2. Circular Rubbing: One hand covers the navel, while the other hand overlaps it, starting from the qi sea point, two horizontal finger widths below the navel, with the palms tightly pressed against the abdominal wall, performing clockwise circular motions centered around the navel, following the directions of the ascending, transverse, and descending colons, rotating from right to left. The diameter gradually increases, presenting a spiral rubbing motion that expands to the entire abdomen. This should be repeated several times. This method can be used for gastrointestinal diseases, abdominal distension, constipation, frequent urination, menstrual irregularities, and insomnia.
3. Pinching and Grabbing: The left hand pinches the area above the navel, while the right hand grabs the area below the navel, both hands applying upward force simultaneously, then gently releasing. This method can help clear qi upwards and descend turbid qi, guiding the original qi to the dantian.

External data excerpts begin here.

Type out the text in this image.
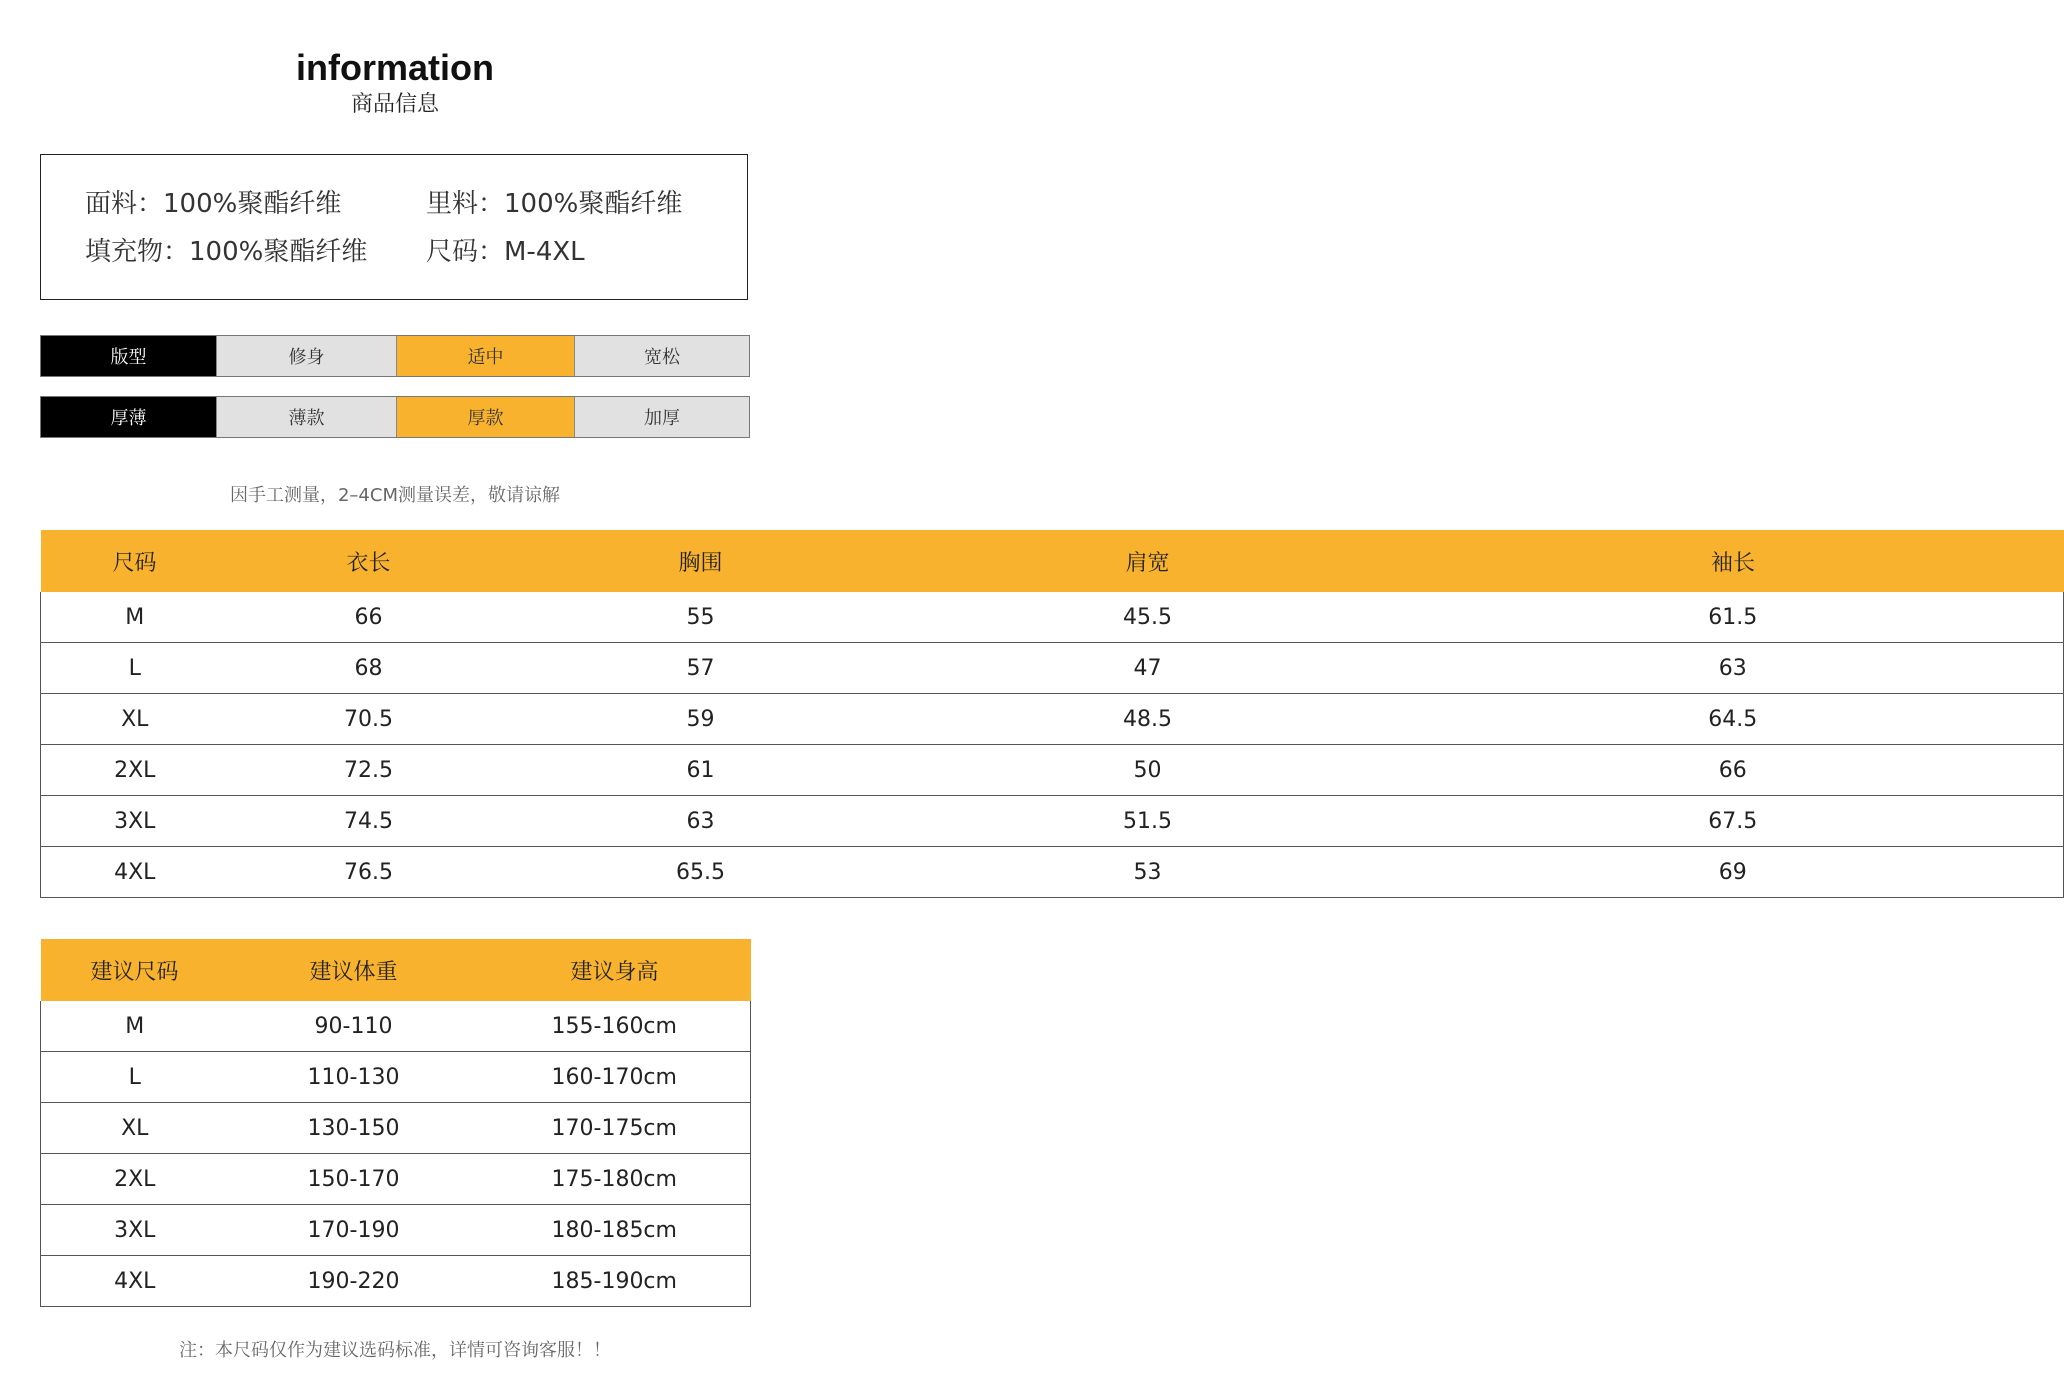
information
商品信息
面料：100%聚酯纤维	里料：100%聚酯纤维
填充物：100%聚酯纤维 尺码：M-4XL
版型	修身	适中	宽松
厚薄	薄款	厚款	加厚
因手工测量，2–4CM测量误差，敬请谅解
尺码	衣长	胸围	肩宽	袖长
M	66	55	45.5	61.5
L	68	57	47	63
XL	70.5	59	48.5	64.5
2XL	72.5	61	50	66
3XL	74.5	63	51.5	67.5
4XL	76.5	65.5	53	69
建议尺码	建议体重	建议身高
M	90-110	155-160cm
L	110-130	160-170cm
XL	130-150	170-175cm
2XL	150-170	175-180cm
3XL	170-190	180-185cm
4XL	190-220	185-190cm
注：本尺码仅作为建议选码标准，详情可咨询客服！！
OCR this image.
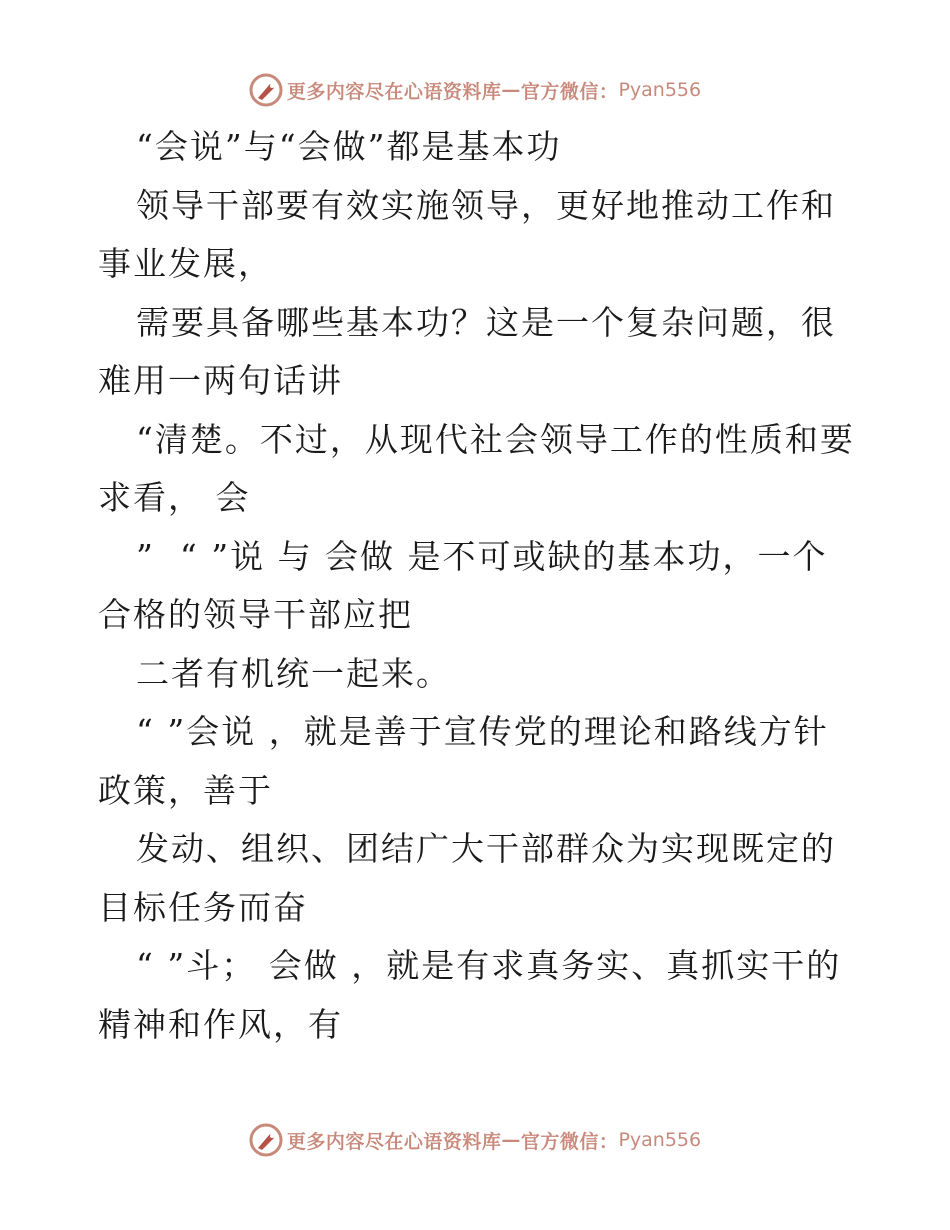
更多内容尽在心语资料库 — 官方微信： Pyan556

“会说”与“会做”都是基本功

领导干部要有效实施领导，更好地推动工作和事业发展，

需要具备哪些基本功？这是一个复杂问题，很难用一两句话讲

“清楚。不过，从现代社会领导工作的性质和要求看， 会

”  “ ”说 与 会做 是不可或缺的基本功，一个合格的领导干部应把

二者有机统一起来。

“ ”会说 ，就是善于宣传党的理论和路线方针政策，善于

发动、组织、团结广大干部群众为实现既定的目标任务而奋

“ ”斗； 会做 ，就是有求真务实、真抓实干的精神和作风，有

更多内容尽在心语资料库 — 官方微信： Pyan556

4. Palm Vibration: The palm is placed flat on the abdomen, vibrating up and down with the breath, stimulating the abdomen with fine, high-frequency vibrations, focusing on the treatment area above and below the navel or at the Guanyuan point. This method can warm the kidney meridian, replenish original qi, and prevent and treat dysmenorrhea, menstrual irregularities, nocturnal emissions, and impotence.